高尿酸血症により、特に腎臓が心配だったのだが、クレアチニンの値も(以前が悪かったわけではないが)よりよいほうに変わったので、相当ほっとした。

ただ、今回の食餌療法の目的だった血清尿酸値は通常範囲(6.9mg/dl)までは、もう少し下げる必要があることが分かった。尿酸値と中性脂肪との関連は過去の健康診断の結果では、中性脂肪が高いとその翌年の尿酸値が高くなっているというように時間間隔をあけての連関性があるようなのだが、食事で体重(中性脂肪)を減らすだけでは限度があるようだ。2009年並に体重は減ったのだが、腹囲はそのときよりも数センチ上回ってメタボ基準のギリギリにひっかかっていた。また中性脂肪が100以上あるので、まだ内蔵脂肪が蓄積しているものと思われる(CTで診察したわけではないが)。おそらく、内臓脂肪によってまだ尿酸値が高めになっているものと思われる。

内臓脂肪を減らすには2009年に体重を減らした時のような有酸素運動が有効なことはわかっているが、これを一年以上続けるようなのは、前回の経験からして、日常習慣にするのは相当困難なので、日常的に継続できる食餌療法で対応してみたい。

7.運動で減量したのではないため、手や足の血液の流れ自体がよくなっているわけではないらしく、この冬の厳しいさむさに、手足の冷えが気になる。

-----

ところで、痛風に関連して調べているのだが、カフェインはプリン体と相当化学構造が似ているのだという。ただ、カフェインの摂取は尿酸値とは関連性がどうやらなさそうだ。

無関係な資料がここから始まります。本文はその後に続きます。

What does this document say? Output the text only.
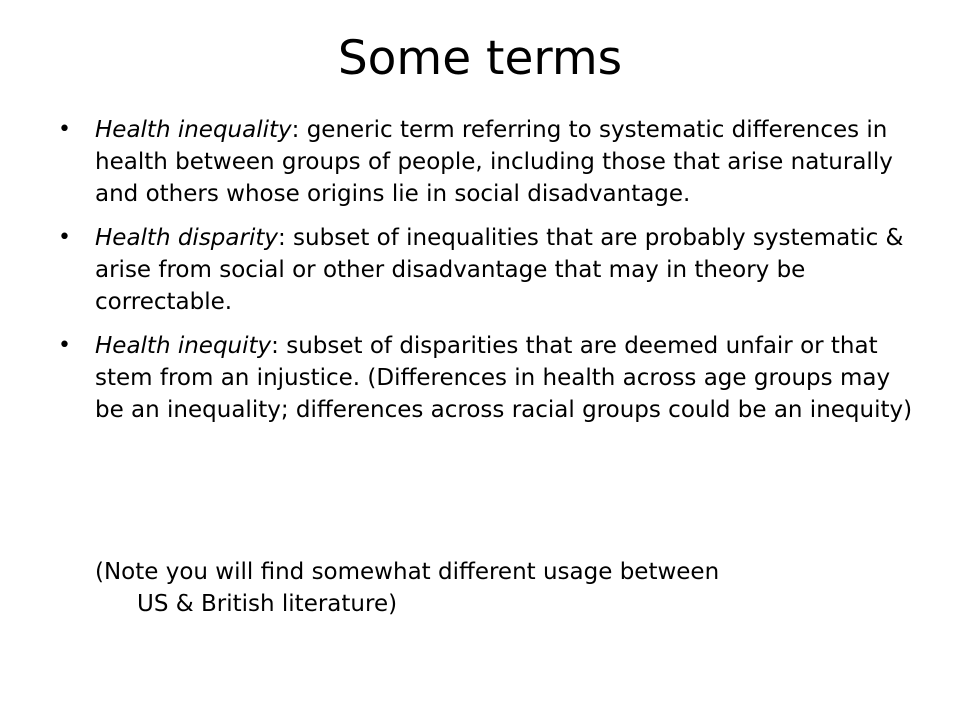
Some terms
•	Health inequality: generic term referring to systematic differences in health between groups of people, including those that arise naturally and others whose origins lie in social disadvantage.
•	Health disparity: subset of inequalities that are probably systematic & arise from social or other disadvantage that may in theory be correctable.
•	Health inequity: subset of disparities that are deemed unfair or that stem from an injustice. (Differences in health across age groups may be an inequality; differences across racial groups could be an inequity)
(Note you will find somewhat different usage between
US & British literature)
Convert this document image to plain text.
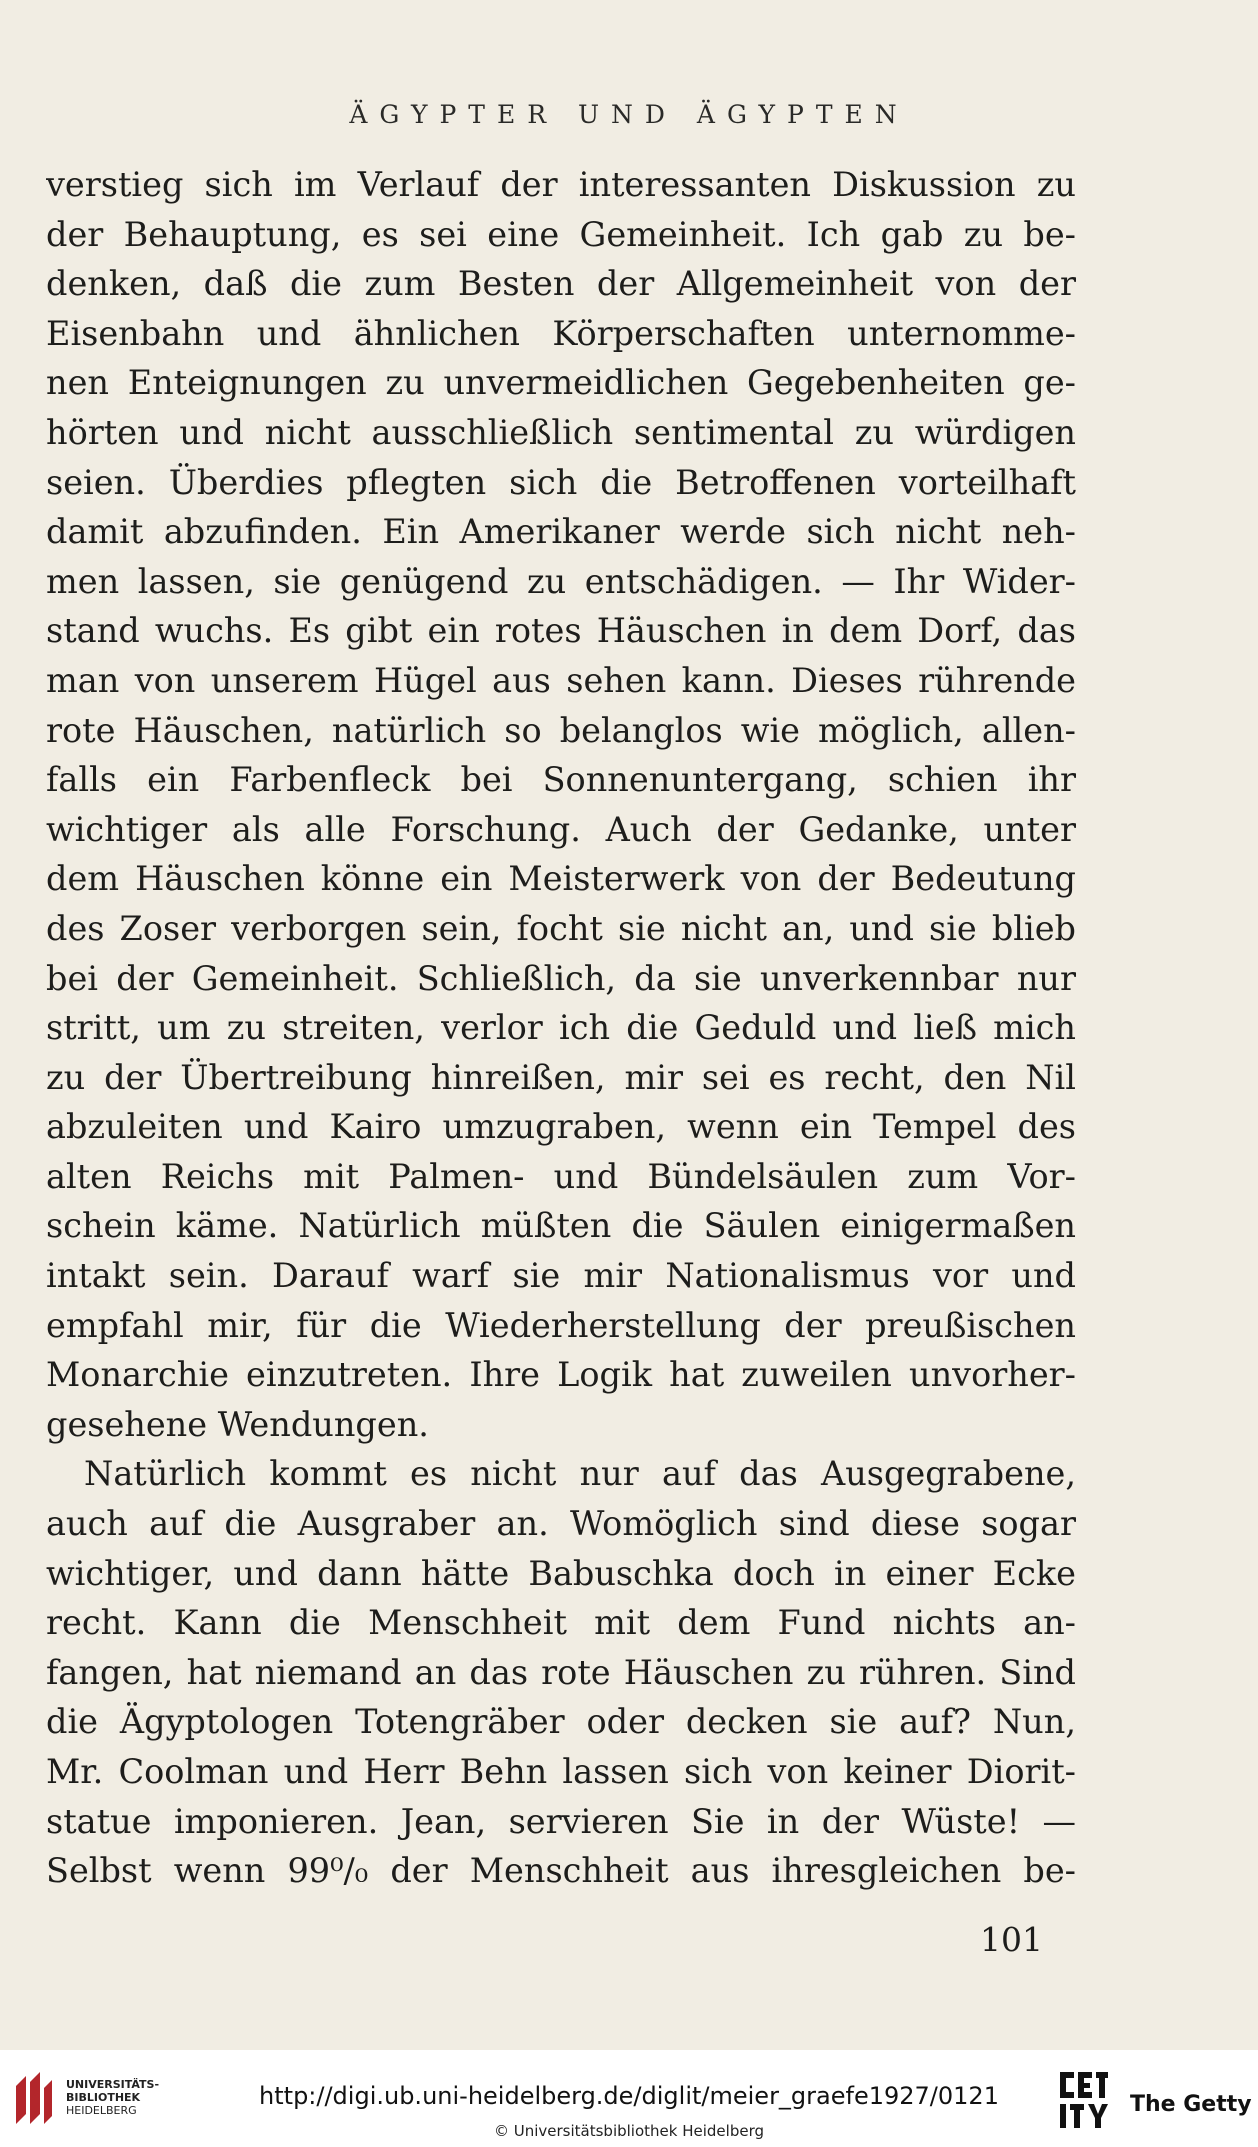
ÄGYPTER UND ÄGYPTEN
verstieg sich im Verlauf der interessanten Diskussion zu
der Behauptung, es sei eine Gemeinheit. Ich gab zu be-
denken, daß die zum Besten der Allgemeinheit von der
Eisenbahn und ähnlichen Körperschaften unternomme-
nen Enteignungen zu unvermeidlichen Gegebenheiten ge-
hörten und nicht ausschließlich sentimental zu würdigen
seien. Überdies pflegten sich die Betroffenen vorteilhaft
damit abzufinden. Ein Amerikaner werde sich nicht neh-
men lassen, sie genügend zu entschädigen. — Ihr Wider-
stand wuchs. Es gibt ein rotes Häuschen in dem Dorf, das
man von unserem Hügel aus sehen kann. Dieses rührende
rote Häuschen, natürlich so belanglos wie möglich, allen-
falls ein Farbenfleck bei Sonnenuntergang, schien ihr
wichtiger als alle Forschung. Auch der Gedanke, unter
dem Häuschen könne ein Meisterwerk von der Bedeutung
des Zoser verborgen sein, focht sie nicht an, und sie blieb
bei der Gemeinheit. Schließlich, da sie unverkennbar nur
stritt, um zu streiten, verlor ich die Geduld und ließ mich
zu der Übertreibung hinreißen, mir sei es recht, den Nil
abzuleiten und Kairo umzugraben, wenn ein Tempel des
alten Reichs mit Palmen- und Bündelsäulen zum Vor-
schein käme. Natürlich müßten die Säulen einigermaßen
intakt sein. Darauf warf sie mir Nationalismus vor und
empfahl mir, für die Wiederherstellung der preußischen
Monarchie einzutreten. Ihre Logik hat zuweilen unvorher-
gesehene Wendungen.
Natürlich kommt es nicht nur auf das Ausgegrabene,
auch auf die Ausgraber an. Womöglich sind diese sogar
wichtiger, und dann hätte Babuschka doch in einer Ecke
recht. Kann die Menschheit mit dem Fund nichts an-
fangen, hat niemand an das rote Häuschen zu rühren. Sind
die Ägyptologen Totengräber oder decken sie auf? Nun,
Mr. Coolman und Herr Behn lassen sich von keiner Diorit-
statue imponieren. Jean, servieren Sie in der Wüste! —
Selbst wenn 99⁰/₀ der Menschheit aus ihresgleichen be-
101
UNIVERSITÄTS-
BIBLIOTHEK
HEIDELBERG
http://digi.ub.uni-heidelberg.de/diglit/meier_graefe1927/0121
© Universitätsbibliothek Heidelberg
The Getty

また、腸内細菌や、外から取り入れる乳酸菌、納豆菌などの醗酵食品に含まれる微生物にもそれぞれの細胞ごとにプリン体を含んでいるはずで、そうだとすると膨大な量のプリン体源のはずなのだが、これが体内での代謝によって尿酸に変わらないものかどうか、疑問に思うようになった。20歳代からずっとヨーグルトを常食してきたのだが、これは高尿酸血症に影響を与えたということはないだろうか?ざっと調べたところでは、善玉の(大)腸内細菌は、尿酸値には関係がないようだが、本当のところはどうなのだろうか。もっと詳しく調べてみたいものだ。それに関連して、ビオフェルミンなどの乳酸菌胃腸薬の影響も気になる。この夏の発作まで、ビオフェルミンを常用していたので。

皮下脂肪と、内臓脂肪については、内臓脂肪が尿酸値に直接影響している。このあたりの理屈にも興味がある。

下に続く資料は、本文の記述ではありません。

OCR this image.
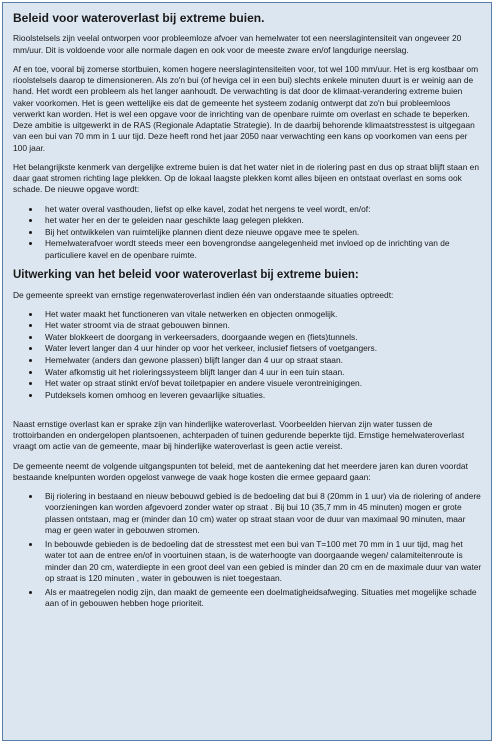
Beleid voor wateroverlast bij extreme buien.

Rioolstelsels zijn veelal ontworpen voor probleemloze afvoer van hemelwater tot een neerslagintensiteit van ongeveer 20 mm/uur. Dit is voldoende voor alle normale dagen en ook voor de meeste zware en/of langdurige neerslag.

Af en toe, vooral bij zomerse stortbuien, komen hogere neerslagintensiteiten voor, tot wel 100 mm/uur. Het is erg kostbaar om rioolstelsels daarop te dimensioneren. Als zo'n bui (of heviga cel in een bui) slechts enkele minuten duurt is er weinig aan de hand. Het wordt een probleem als het langer aanhoudt. De verwachting is dat door de klimaat-verandering extreme buien vaker voorkomen. Het is geen wettelijke eis dat de gemeente het systeem zodanig ontwerpt dat zo'n bui probleemloos verwerkt kan worden. Het is wel een opgave voor de inrichting van de openbare ruimte om overlast en schade te beperken. Deze ambitie is uitgewerkt in de RAS (Regionale Adaptatie Strategie). In de daarbij behorende klimaatstresstest is uitgegaan van een bui van 70 mm in 1 uur tijd. Deze heeft rond het jaar 2050 naar verwachting een kans op voorkomen van eens per 100 jaar.

Het belangrijkste kenmerk van dergelijke extreme buien is dat het water niet in de riolering past en dus op straat blijft staan en daar gaat stromen richting lage plekken. Op de lokaal laagste plekken komt alles bijeen en ontstaat overlast en soms ook schade. De nieuwe opgave wordt:

• het water overal vasthouden, liefst op elke kavel, zodat het nergens te veel wordt, en/of:
• het water her en der te geleiden naar geschikte laag gelegen plekken.
• Bij het ontwikkelen van ruimtelijke plannen dient deze nieuwe opgave mee te spelen.
• Hemelwaterafvoer wordt steeds meer een bovengrondse aangelegenheid met invloed op de inrichting van de particuliere kavel en de openbare ruimte.
Uitwerking van het beleid voor wateroverlast bij extreme buien:

De gemeente spreekt van ernstige regenwateroverlast indien één van onderstaande situaties optreedt:

• Het water maakt het functioneren van vitale netwerken en objecten onmogelijk.
• Het water stroomt via de straat gebouwen binnen.
• Water blokkeert de doorgang in verkeersaders, doorgaande wegen en (fiets)tunnels.
• Water levert langer dan 4 uur hinder op voor het verkeer, inclusief fietsers of voetgangers.
• Hemelwater (anders dan gewone plassen) blijft langer dan 4 uur op straat staan.
• Water afkomstig uit het rioleringssysteem blijft langer dan 4 uur in een tuin staan.
• Het water op straat stinkt en/of bevat toiletpapier en andere visuele verontreinigingen.
• Putdeksels komen omhoog en leveren gevaarlijke situaties.

Naast ernstige overlast kan er sprake zijn van hinderlijke wateroverlast. Voorbeelden hiervan zijn water tussen de trottoirbanden en ondergelopen plantsoenen, achterpaden of tuinen gedurende beperkte tijd. Ernstige hemelwateroverlast vraagt om actie van de gemeente, maar bij hinderlijke wateroverlast is geen actie vereist.

De gemeente neemt de volgende uitgangspunten tot beleid, met de aantekening dat het meerdere jaren kan duren voordat bestaande knelpunten worden opgelost vanwege de vaak hoge kosten die ermee gepaard gaan:

• Bij riolering in bestaand en nieuw bebouwd gebied is de bedoeling dat bui 8 (20mm in 1 uur) via de riolering of andere voorzieningen kan worden afgevoerd zonder water op straat . Bij bui 10 (35,7 mm in 45 minuten) mogen er grote plassen ontstaan, mag er (minder dan 10 cm) water op straat staan voor de duur van maximaal 90 minuten, maar mag er geen water in gebouwen stromen.
• In bebouwde gebieden is de bedoeling dat de stresstest met een bui van T=100 met 70 mm in 1 uur tijd, mag het water tot aan de entree en/of in voortuinen staan, is de waterhoogte van doorgaande wegen/ calamiteitenroute is minder dan 20 cm, waterdiepte in een groot deel van een gebied is minder dan 20 cm en de maximale duur van water op straat is 120 minuten , water in gebouwen is niet toegestaan.
• Als er maatregelen nodig zijn, dan maakt de gemeente een doelmatigheidsafweging. Situaties met mogelijke schade aan of in gebouwen hebben hoge prioriteit.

http://allabout.co.jp/gm/gc/299355/

http://allabout.co.jp/gm/gc/299214/

http://allabout.co.jp/gm/gc/298773/

http://allabout.co.jp/gm/gc/299212/

年末年始の運動不足と食べ過ぎに注意して、冬を乗り切り、内臓脂肪を減らして、尿酸値がどこまで下がるか試してみようとおもう。

|

« 吉村昭『海の史劇』(新潮文庫) | トップページ | 2011年のおおつごもり »

健康」カテゴリの記事

コメント

改善の努力とその結果を拝見して、まずは慶祝、慶祝。
野菜中心の食生活で、ずいぶん改善されるのですね。驚きました。ご両親の家庭菜園も、ありがたいですね。我が家の日常食は、晩酌もせず、文字通りの野菜中心生活ですので、健康維持に役立っているのかもしれません。

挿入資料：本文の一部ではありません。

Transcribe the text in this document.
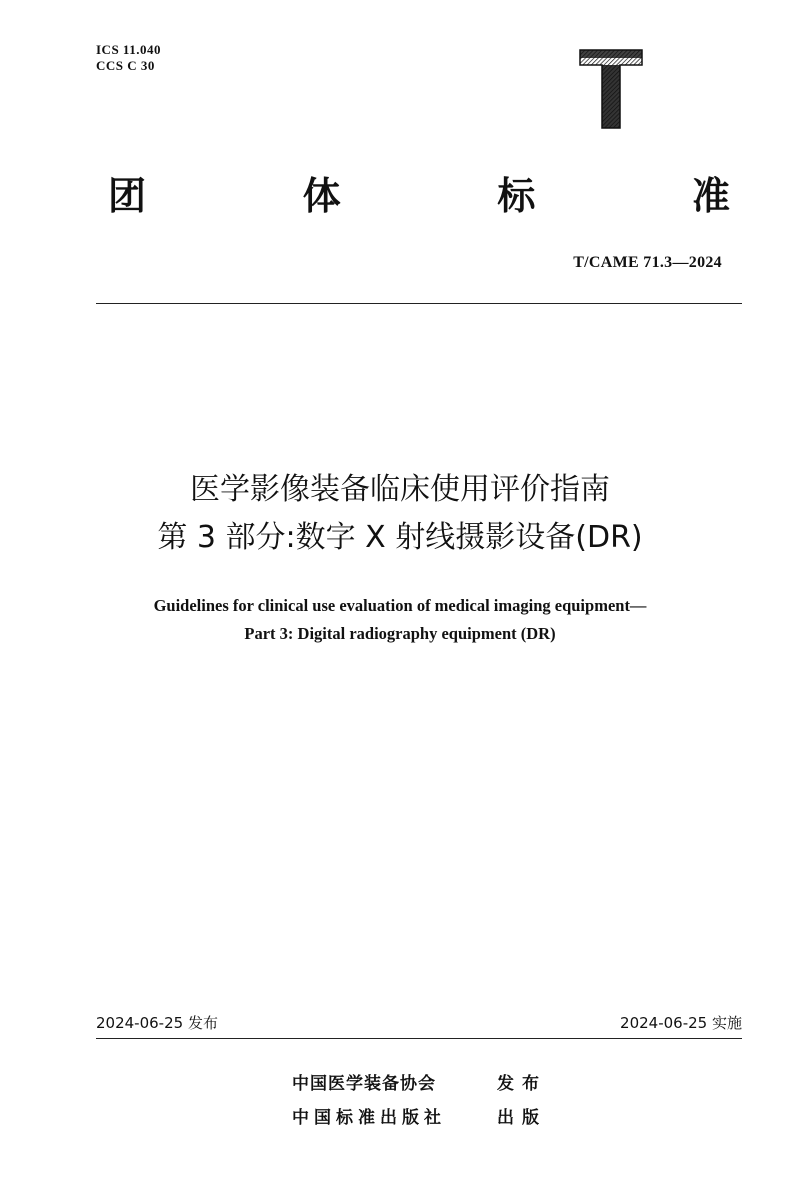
ICS 11.040
CCS C 30
团	体	标	准
T/CAME 71.3—2024
医学影像装备临床使用评价指南
第 3 部分:数字 X 射线摄影设备(DR)
Guidelines for clinical use evaluation of medical imaging equipment—
Part 3: Digital radiography equipment (DR)
2024-06-25 发布	2024-06-25 实施
中国医学装备协会	发布
中国标准出版社	出版
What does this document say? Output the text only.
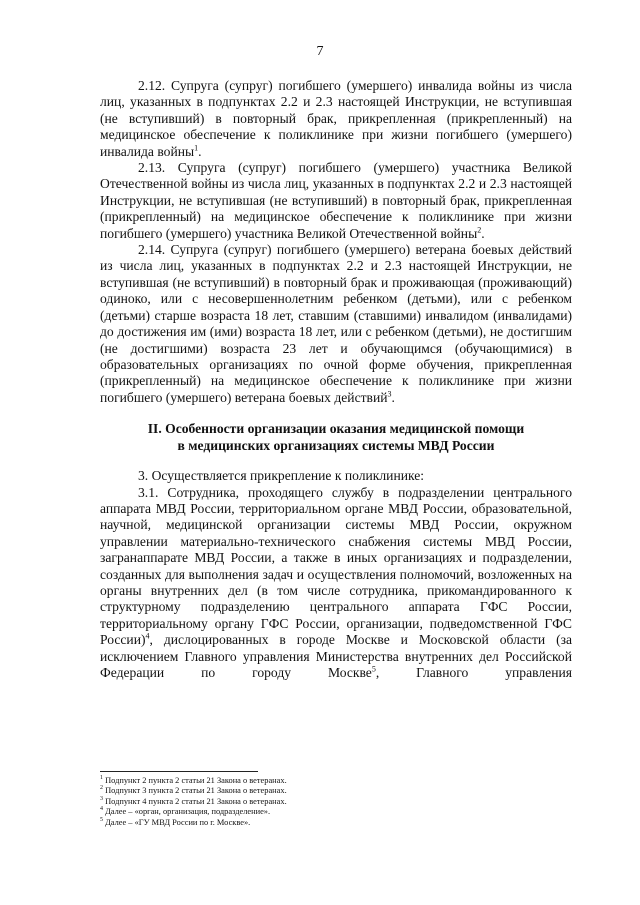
7

2.12. Супруга (супруг) погибшего (умершего) инвалида войны из числа лиц, указанных в подпунктах 2.2 и 2.3 настоящей Инструкции, не вступившая (не вступивший) в повторный брак, прикрепленная (прикрепленный) на медицинское обеспечение к поликлинике при жизни погибшего (умершего) инвалида войны$^1$.

2.13. Супруга (супруг) погибшего (умершего) участника Великой Отечественной войны из числа лиц, указанных в подпунктах 2.2 и 2.3 настоящей Инструкции, не вступившая (не вступивший) в повторный брак, прикрепленная (прикрепленный) на медицинское обеспечение к поликлинике при жизни погибшего (умершего) участника Великой Отечественной войны$^2$.

2.14. Супруга (супруг) погибшего (умершего) ветерана боевых действий из числа лиц, указанных в подпунктах 2.2 и 2.3 настоящей Инструкции, не вступившая (не вступивший) в повторный брак и проживающая (проживающий) одиноко, или с несовершеннолетним ребенком (детьми), или с ребенком (детьми) старше возраста 18 лет, ставшим (ставшими) инвалидом (инвалидами) до достижения им (ими) возраста 18 лет, или с ребенком (детьми), не достигшим (не достигшими) возраста 23 лет и обучающимся (обучающимися) в образовательных организациях по очной форме обучения, прикрепленная (прикрепленный) на медицинское обеспечение к поликлинике при жизни погибшего (умершего) ветерана боевых действий$^3$.

II. Особенности организации оказания медицинской помощи
в медицинских организациях системы МВД России

3. Осуществляется прикрепление к поликлинике:

3.1. Сотрудника, проходящего службу в подразделении центрального аппарата МВД России, территориальном органе МВД России, образовательной, научной, медицинской организации системы МВД России, окружном управлении материально-технического снабжения системы МВД России, загранаппарате МВД России, а также в иных организациях и подразделении, созданных для выполнения задач и осуществления полномочий, возложенных на органы внутренних дел (в том числе сотрудника, прикомандированного к структурному подразделению центрального аппарата ГФС России, территориальному органу ГФС России, организации, подведомственной ГФС России)$^4$, дислоцированных в городе Москве и Московской области (за исключением Главного управления Министерства внутренних дел Российской Федерации по городу Москве$^5$, Главного управления

$^1$ Подпункт 2 пункта 2 статьи 21 Закона о ветеранах.
$^2$ Подпункт 3 пункта 2 статьи 21 Закона о ветеранах.
$^3$ Подпункт 4 пункта 2 статьи 21 Закона о ветеранах.
$^4$ Далее – «орган, организация, подразделение».
$^5$ Далее – «ГУ МВД России по г. Москве».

投稿: narkejp | 2011年12月26日 (月) 21:07

narkejpさん、コメントどうもありがとうございます。

私が子どもの頃は、健康優良児という言葉がありましたが、改めて見回してみると当時と比べると食生活は本当に様変わりです。

先日の健康診断は、朝食を抜いて行うので、診断が終わった後、昼食を食べようと駅周辺の食堂を回ってみたのですが、肉・魚料理ばかりでした。現代は意識しなければ高タンパク、高油脂食を摂らざるを得ない環境ですね。私も、一時期は、昼食に速い安い旨いばかり食べていた時期がありましたので、本当に偉そうなことは言えませんが、なんでも手軽に済まそうとすると、どうも支障が出てくるようです。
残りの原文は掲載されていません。